Trump blamed his tariff loss on partisan bias on the Supreme Court, stating that “Democrats on the court always ‘stick together.’” And he claimed Roberts and Justices Neil Gorsuch and Amy Coney Barrett, both Trump appointees, had openly disrespected the president who nominated them “to prove how ‘honest,’ ‘independent,’ and ‘legitimate’ they are.”

Last March, Roberts issued a rare rebuke of Trump’s call for Boasberg’s impeachment.

Without directly responding to Trump’s claims on Tuesday, Roberts said there was a problem with criticisms of court rulings moving from legal analysis to personalities. Acknowledging that some commentary was healthy, he said misconceptions about the justices’ political bias were not.

“The notion that we carry forward the views of the people that appointed us is absurd,” Roberts said. “President George W. Bush appointed me 20 years ago. The idea that I’m carrying out his agenda somehow is absurd … History is full of examples of presidents appointing people and being really surprised how they turned out, going both ways.”

Roberts said the idea that he or any of the other justices were carrying out presidential agendas was “fallacious.”

The idea that this court has overruled a lot of cases, Roberts said, was overblown. He cited statistics from the Warren, Burger and Rehnquist Courts, stating that they all overturned more precedents than the current court.

“You hear about the cases that people don’t like for one reason or another that are very controversial — and they certainly have the right and frankly, it is quite welcome, if they want to let us know where they disagree — but it’s important to keep the facts before you,” Roberts said.

Roberts also pushed back on claims of the court lacking diversity, noting that the justices were appointed by five different presidents.

“In some places you look at us and we’re not very diverse, but I think we’re from three different law schools, that’s a diverse perspective,” Roberts said.

Despite his qualms, when asked whether the sun was rising or setting on the republic, Roberts picked the former.

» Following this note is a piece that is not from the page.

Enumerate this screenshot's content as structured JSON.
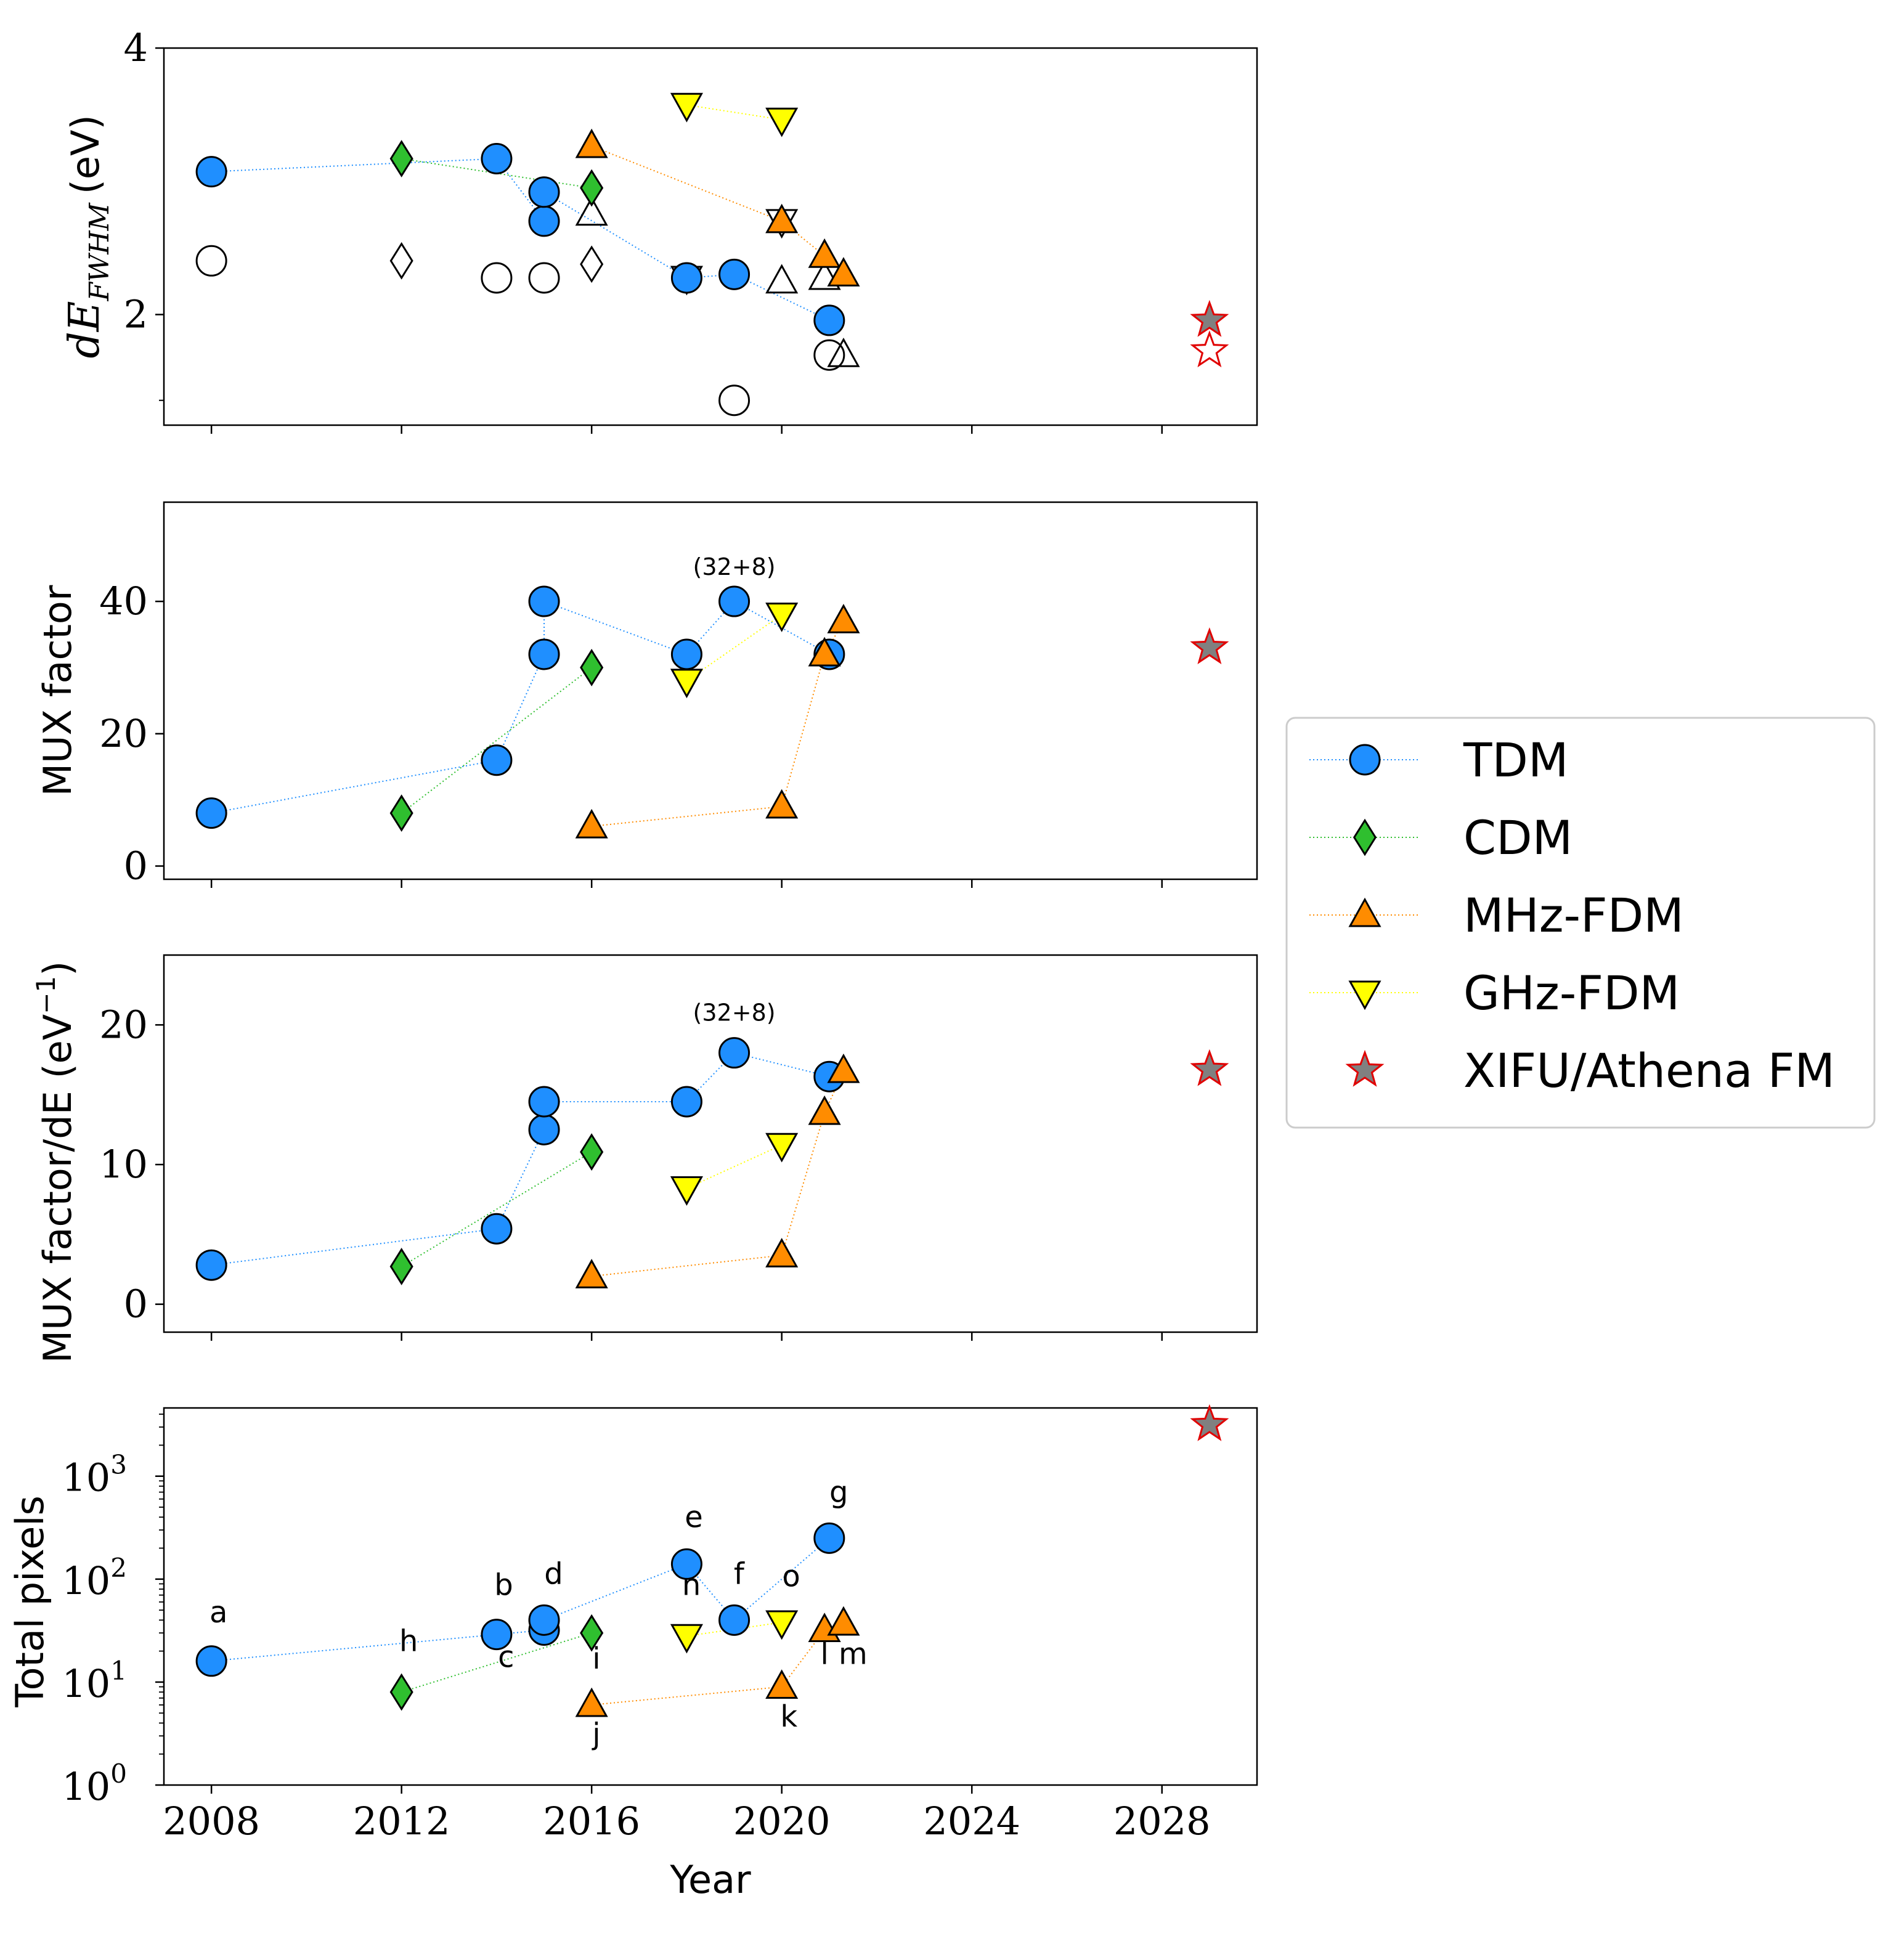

“From my perspective, it is rising because of the commitment I see, not only on the court, but on in the trial judges, where the rubber really does hit the road and the faith of so many people in our institutions, which of course, are certainly subject to criticism, but I think they emerge from a lot of the criticism stronger,” Roberts said. “The separation of powers, which the framers, in a stroke of brilliance, realized was important to keep power under control by having gift branches separate each other. There are always difficulties. They’re going to change. That document has proven durable over almost two centuries, and I think it’s going to continue for many more.”